Just a quick disclaimer, I don't have that much knowledge of Star Wars, okay? So please don't hate on me saying I'm inaccurate or whatever because I just love the movies and have a basic knowledge.
The air was heavy with the heat of the looming summer. Even in the depths of night, sweat hung like wet clothes in the cramped room. I tossed fitfully from side to side, my clammy limbs brushed against the equally clammy limbs of my sister. Sweat coated both our bodies from head to toe. My mother and father too laid restless by our sides. The room was not fit for four, yet we managed to squeeze our heated bodies to fit on the floor.
I tried to breathe deeply, but the air was stale, suffocating. The manacles that bound my wrists and ankles chaffed painfully with the added lubrication of my perspiration. I stared at the ceiling in frustration. It was only mere hours before our owners roused us for a day of labour. I could already feel the heat of the two suns burn my back as I worked in the fields. I could already feel the crack of my lips and the roughness in my mouth from dehydration. I could already picture the slaves collapsing in the heat. I could already picture the ones who would be carted off, limp and lifeless, their corpses sold for meat.
I closed my eyes and willed with all my heart for the world to change. I willed with my every fibre that I could be free of this place. I willed it so strongly my eyes began to burn and my nails dug deep into my palms.
There was a crash from beyond our confinement. I sat up immediately. I turned my head from side to side, strained my ears to hear what the sound was. In my heart, hope dared to blossom. Had my prayers been answered?
There was another crashing noise, and a wail, and a scream of desperation and mourning filled the air. The hope in my heart cracked like fine porcelain.
"Lilicry," I shook my elder sister awake.
She pushed my frantic hands away with a grown, her eyelids screwed closed as another bang resounded outside our walls. I shook her harder, but she merely turned on her side, covering her ears.
"Lilicry! There's someone out there," I hissed, but she waved me away.
I heard another crash, closer, and stood. My palms clammed, but not from the heat now. A fear had settled in my stomach like a metal ball. I inched slowly towards our door. The only means of entrance and exit. It was locked tight at night to prevent escape, but would it prevent entrance from an enemy. I hovered by the door, unsure of what I had stood for. Was it to fight? Was it to run? All I knew was that I was standing, facing the door, waiting. The screams from fellow slaves echoed through our walls, and finally my father sat up, blinking away the sleep from his eyes.
"Bria, what are you doing?" he asked, his voice thick with sleep.

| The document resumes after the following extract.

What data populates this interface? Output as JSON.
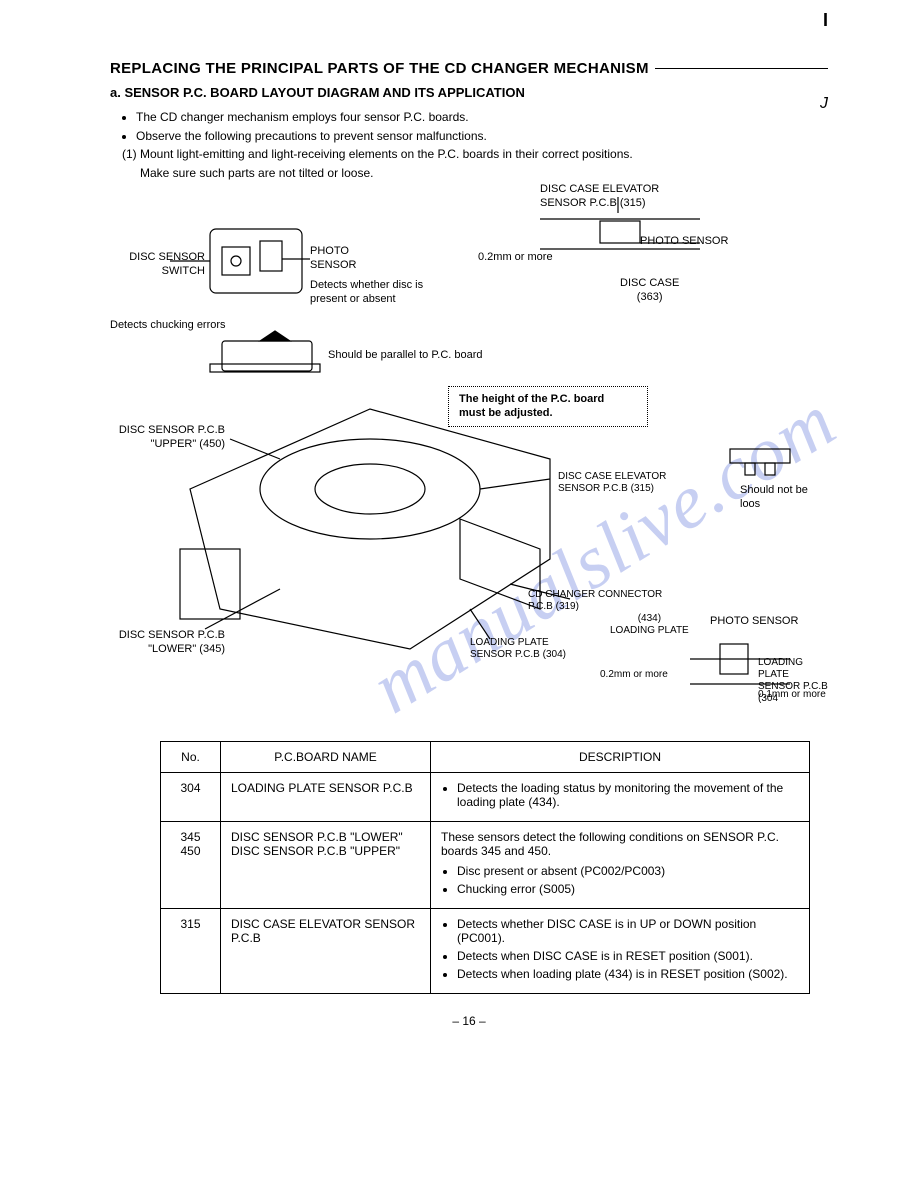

I lifted a hand to silence him. I could hear footsteps now, heavy and formidable. They stopped at our door, and through the thin wood I heard muttering men. The handle moved slowly, it jostled and fretted, but didn't budge. My father was whispering frantically at me, but I couldn't make out his words. Everything felt slow, heavy, as if I were wading through a bog. I couldn't force myself to move, because I knew whatever came next, it was something I willed into the world, and I alone had to take the brunt of it.
The door barely stood a chance against their blasters. It shattered like glass, debris flew through the air like salt and powdered our skin. My eyes burnt against the light that leaked from outside, and I struggled to make out the figures that marched towards me. One of them grabbed my forcefully by the waist, and trapped me against their chest. As my eyes adjusted, I saw the signature white armour of the Stormtroopers. I didn't struggle. I knew there was no use. My mother was wailing, I could see tears streaming down her weathered face. My father held her back, he too knew not to anger the First Order. My sister, however, had always been an emotional fool.
She leapt from her place on the floor, her wild auburn hair, much like my own, as electric as a stormy night sky. She lunged for me, a desperate action born from love. Her fingers grazed mine, but that was all she achieved before they shot her dead. The sight of her head hit the ground, her eyes frozen open in death, made me snap out of the dullness in my head. I screamed and thrashed violently against the trooper, my head contacting with his helmet. His grip tightened as he began to drag me from the room. My mother sobbed over my sisters body. My father watched on wordlessly.
"Lilicry!" I screamed, my heart broken into a million shards.
The stormtrooper who held me pressed something to my neck, and I felt a small sting, before there was darkness.